A gaúcha Karina Belloli relatou o pânico e pessoas correndo durante o terremoto. Foto: arquivo pessoal.

*Atualizada em 19 de setembro às 7:40pm.

Um forte terremoto atingiu o México nesta terça-feira, 19, matando mais de 1oo pessoas e levando milhares para as ruas em pânico. O tremor destruiu prédios, abalou estruturas de casas e há escombros de desabamento e pessoas feridas. O aeroporto da capital mexicana suspendeu as atividades aéreas após o tremor.

A modelo gaúcha Karina Belloli, de 26 anos, mora há cinco na capital, Cidade do México, onde dezenas de pessoas morreram, segundo a mídia local, e relatou ao GAZETA o pânico e o medo de morrer.

“Foi horrível! Tudo se mexia, a gente não conseguia caminhar ou correr de tanto que o chão trepidava. Eu estava voltando do mercado indo para o estacionamento quando tudo começou a tremer, ficou difícil pra caminhar ou correr. Estava com uma amiga e nos demos conta de que era um terremoto, a luz do shopping acabou e fomos para perto de uma grande coluna no shopping onde havia outras pessoas”, relata.

Karina disse que só conseguiu voltar para casa depois que passou o tremor e mesmo assim teve que seguir à pé porque não a deixaram pegar o carro. “No caminho tinha muitos prédios caídos, o chão estava repleto de cacos de vidro. Muita ambulância e polícia nas ruas. Estamos sem luz em casa e provavelmente ficaremos sem luz até amanhã”, declarou.

Simulação

Segundo a brasileira, hoje, às 11 da manhã, as autoridades tinham feito uma simulação tocando o alarme de abalo sísmico. “Depois de umas duas horas veio esse de verdade. Foi horrível!”, afirmou transtornada. Dentro do apartamento, Karina conta que objetos foram parar no chão, gavetas e portas abertas, espelho quebrado.

Mais de 100 mortes

O México sofreu um outro terromoto há menos de duas semanas. Foto: Claudia Daut/Reuters.

Segundo o governo do México, até o momento 119 pessoas morreram e o número ainda é incerto devido a extensão dos danos e escombros.
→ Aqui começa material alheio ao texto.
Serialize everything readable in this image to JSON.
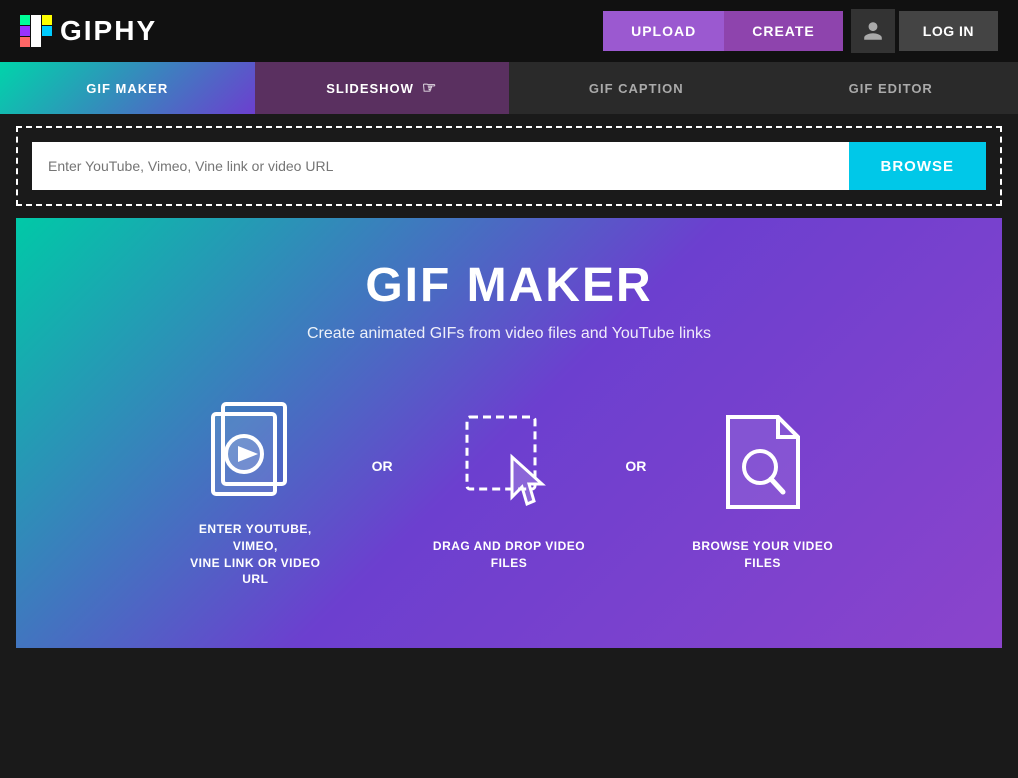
{
  "header": {
    "logo_text": "GIPHY",
    "upload_label": "UPLOAD",
    "create_label": "CREATE",
    "login_label": "LOG IN"
  },
  "tabs": [
    {
      "id": "gif-maker",
      "label": "GIF MAKER",
      "active": true
    },
    {
      "id": "slideshow",
      "label": "SLIDESHOW",
      "active": false
    },
    {
      "id": "gif-caption",
      "label": "GIF CAPTION",
      "active": false
    },
    {
      "id": "gif-editor",
      "label": "GIF EDITOR",
      "active": false
    }
  ],
  "upload_area": {
    "url_placeholder": "Enter YouTube, Vimeo, Vine link or video URL",
    "browse_label": "BROWSE"
  },
  "main": {
    "title": "GIF MAKER",
    "subtitle": "Create animated GIFs from video files and YouTube links",
    "step1_label": "ENTER YOUTUBE, VIMEO,\nVINE LINK OR VIDEO URL",
    "step2_label": "DRAG AND DROP VIDEO\nFILES",
    "step3_label": "BROWSE YOUR VIDEO FILES",
    "or1": "OR",
    "or2": "OR"
  },
  "colors": {
    "upload_purple": "#9b59d0",
    "create_purple": "#7d3dac",
    "browse_cyan": "#00c8e8",
    "tab_active_gradient_start": "#00d4aa",
    "tab_active_gradient_end": "#6c3fcf",
    "tab_slideshow": "#5a3060"
  }
}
Duas mortes foram relatadas no estado de Puebla e dois na capital, Cidade do México.

O tremor sentido na Cidade do México, de magnitude de 7,1 na escala Richter, com epicentro a 12 quilômetros a sudeste de Axochiapan, no estado de Morelos, com 57 km de profundidade. Há relatos de outro tremor sentido a 7 quilômetros a noroeste da cidade de Chiautla de Tapia, estado de Puebla, a uma profundidade de 51 km, de intensidade 6,8 na escala, segundo o Serviço Simológico Nacional mexicano.

Um dos tremores foi sentido em Oaxacla, uma das zonas mais afetadas por um outro terremoto magnitude 8,2 que atingiu o país no dia 7 de setembro e deixou mais de 90 mortos e 200 feridos.
Nesta terça o país relembra o 32º aniversário do violento terremoto que arrasou o México em 1985, com milhares de mortos. As autoridades mexicanas realizaram nesta terça-feira uma grande simulação de terremoto no país inteiro, uma ação realizada anualmente na data.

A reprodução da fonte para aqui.